Microsoft AI involuntarily exposed a secret giving access to 38TB of confidential data for 3 years

The WIZ Research team recently discovered that an overprovisioned SAS token had been lying exposed on GitHub for nearly three years. This token granted access to a massive 38-terabyte trove of private data. This Azure storage contained additional secrets, such as private SSH keys, hidden within the disk backups of two Microsoft employees. This revelation underscores the importance of robust data security measures.

What happened?

WIZ Research recently disclosed a data exposure incident found on Microsoft’s AI GitHub repository on June 23, 2023.
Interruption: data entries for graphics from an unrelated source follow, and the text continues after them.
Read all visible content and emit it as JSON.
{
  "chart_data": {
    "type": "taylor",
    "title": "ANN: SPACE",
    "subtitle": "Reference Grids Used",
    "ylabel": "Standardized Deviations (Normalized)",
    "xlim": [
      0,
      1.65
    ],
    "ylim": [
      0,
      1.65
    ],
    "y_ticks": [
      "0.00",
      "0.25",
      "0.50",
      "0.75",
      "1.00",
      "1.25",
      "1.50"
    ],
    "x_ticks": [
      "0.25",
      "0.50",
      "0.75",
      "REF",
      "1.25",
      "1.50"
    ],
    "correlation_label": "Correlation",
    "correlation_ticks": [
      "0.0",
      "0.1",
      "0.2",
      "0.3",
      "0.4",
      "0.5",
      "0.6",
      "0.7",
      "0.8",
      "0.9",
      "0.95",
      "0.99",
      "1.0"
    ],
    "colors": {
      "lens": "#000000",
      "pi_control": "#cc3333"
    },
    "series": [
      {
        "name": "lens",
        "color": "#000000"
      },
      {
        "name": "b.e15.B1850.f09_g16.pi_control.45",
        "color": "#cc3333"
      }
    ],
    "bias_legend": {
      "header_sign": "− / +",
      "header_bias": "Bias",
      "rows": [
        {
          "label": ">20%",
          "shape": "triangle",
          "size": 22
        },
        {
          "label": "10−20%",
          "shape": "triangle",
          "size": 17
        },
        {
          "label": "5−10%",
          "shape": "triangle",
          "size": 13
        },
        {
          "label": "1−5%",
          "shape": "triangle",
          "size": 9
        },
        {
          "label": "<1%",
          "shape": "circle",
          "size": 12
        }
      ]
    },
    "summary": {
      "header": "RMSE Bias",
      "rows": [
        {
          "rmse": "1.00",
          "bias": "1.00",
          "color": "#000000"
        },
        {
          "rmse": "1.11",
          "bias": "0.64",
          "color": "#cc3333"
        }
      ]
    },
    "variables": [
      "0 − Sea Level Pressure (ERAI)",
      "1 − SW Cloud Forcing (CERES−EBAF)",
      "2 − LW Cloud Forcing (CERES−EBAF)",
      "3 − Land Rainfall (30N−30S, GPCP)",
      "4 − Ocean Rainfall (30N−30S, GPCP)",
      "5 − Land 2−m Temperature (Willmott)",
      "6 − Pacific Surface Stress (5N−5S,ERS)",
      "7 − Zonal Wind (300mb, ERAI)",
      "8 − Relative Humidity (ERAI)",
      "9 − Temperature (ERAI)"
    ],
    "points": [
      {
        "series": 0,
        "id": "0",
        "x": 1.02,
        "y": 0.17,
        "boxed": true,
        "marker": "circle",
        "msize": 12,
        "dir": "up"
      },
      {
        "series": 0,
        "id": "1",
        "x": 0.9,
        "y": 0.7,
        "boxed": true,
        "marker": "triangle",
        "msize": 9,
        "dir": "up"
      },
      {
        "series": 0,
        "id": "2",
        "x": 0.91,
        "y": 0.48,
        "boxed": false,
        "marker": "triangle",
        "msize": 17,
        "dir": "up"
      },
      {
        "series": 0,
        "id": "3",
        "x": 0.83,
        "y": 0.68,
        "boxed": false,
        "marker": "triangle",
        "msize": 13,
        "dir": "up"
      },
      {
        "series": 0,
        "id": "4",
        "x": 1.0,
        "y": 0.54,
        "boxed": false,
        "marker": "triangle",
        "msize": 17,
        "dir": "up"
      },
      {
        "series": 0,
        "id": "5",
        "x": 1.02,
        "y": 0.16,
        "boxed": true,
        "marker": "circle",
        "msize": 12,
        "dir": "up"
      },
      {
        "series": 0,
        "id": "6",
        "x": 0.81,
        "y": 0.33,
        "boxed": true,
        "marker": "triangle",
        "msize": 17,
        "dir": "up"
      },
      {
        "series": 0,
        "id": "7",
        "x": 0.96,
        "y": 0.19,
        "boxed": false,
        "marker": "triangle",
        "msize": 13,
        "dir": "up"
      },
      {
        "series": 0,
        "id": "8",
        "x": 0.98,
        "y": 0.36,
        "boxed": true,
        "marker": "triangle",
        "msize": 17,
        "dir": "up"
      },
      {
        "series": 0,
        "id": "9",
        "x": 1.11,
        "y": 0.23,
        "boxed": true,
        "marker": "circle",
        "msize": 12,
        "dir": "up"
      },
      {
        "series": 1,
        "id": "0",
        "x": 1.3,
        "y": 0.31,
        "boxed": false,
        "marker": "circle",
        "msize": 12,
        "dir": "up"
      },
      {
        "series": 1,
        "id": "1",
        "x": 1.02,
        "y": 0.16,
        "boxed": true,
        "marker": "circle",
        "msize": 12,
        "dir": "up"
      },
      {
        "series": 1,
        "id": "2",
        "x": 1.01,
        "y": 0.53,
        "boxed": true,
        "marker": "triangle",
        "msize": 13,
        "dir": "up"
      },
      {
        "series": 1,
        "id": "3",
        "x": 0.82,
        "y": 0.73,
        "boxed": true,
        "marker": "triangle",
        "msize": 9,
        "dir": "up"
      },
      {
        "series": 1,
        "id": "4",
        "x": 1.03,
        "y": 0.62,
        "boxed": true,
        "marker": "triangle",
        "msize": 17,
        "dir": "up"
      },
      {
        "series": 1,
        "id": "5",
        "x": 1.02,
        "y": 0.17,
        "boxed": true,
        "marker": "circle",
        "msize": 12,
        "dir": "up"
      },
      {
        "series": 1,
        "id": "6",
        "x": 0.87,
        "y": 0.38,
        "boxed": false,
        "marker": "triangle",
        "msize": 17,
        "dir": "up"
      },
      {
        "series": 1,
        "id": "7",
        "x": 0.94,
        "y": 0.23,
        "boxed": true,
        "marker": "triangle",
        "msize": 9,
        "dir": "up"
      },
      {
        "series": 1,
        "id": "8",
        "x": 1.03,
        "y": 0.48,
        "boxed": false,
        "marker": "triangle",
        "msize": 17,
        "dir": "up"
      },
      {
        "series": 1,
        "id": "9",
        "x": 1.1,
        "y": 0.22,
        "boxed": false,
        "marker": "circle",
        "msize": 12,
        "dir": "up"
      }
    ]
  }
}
The researchers managing the GitHub used an Azure Storage sharing feature through a SAS token to give access to a bucket of open-source AI training data.

This token was misconfigured, giving access to the account's entire cloud storage rather than the intended bucket.

This storage comprised 38TB of data, including a disk backup of two employees’ workstations with secrets, private keys, passwords, and more than 30,000 internal Microsoft Teams messages.

SAS (Shared Access Signatures) are signed URLs for sharing Azure Storage resources. They are configured with fine-grained controls over how a client can access the data: what resources are exposed (full account, container, or selection of files), with what permissions, and for how long. See Azure Storage documentation.

After disclosing the incident to Microsoft, the SAS token was invalidated. From its first commit to GitHub (July 20, 2020) to its revoking, nearly three years elapsed. See the timeline presented by the Wiz Research team:

Why did the token have such an extended lifespan? If you take a look at the timeline, you'll see that the token's expiration date was extended by an additional 30 years post-expiration. This longevity isn't surprising when you consider that the token was intentionally engineered to be shared and grant access to training data.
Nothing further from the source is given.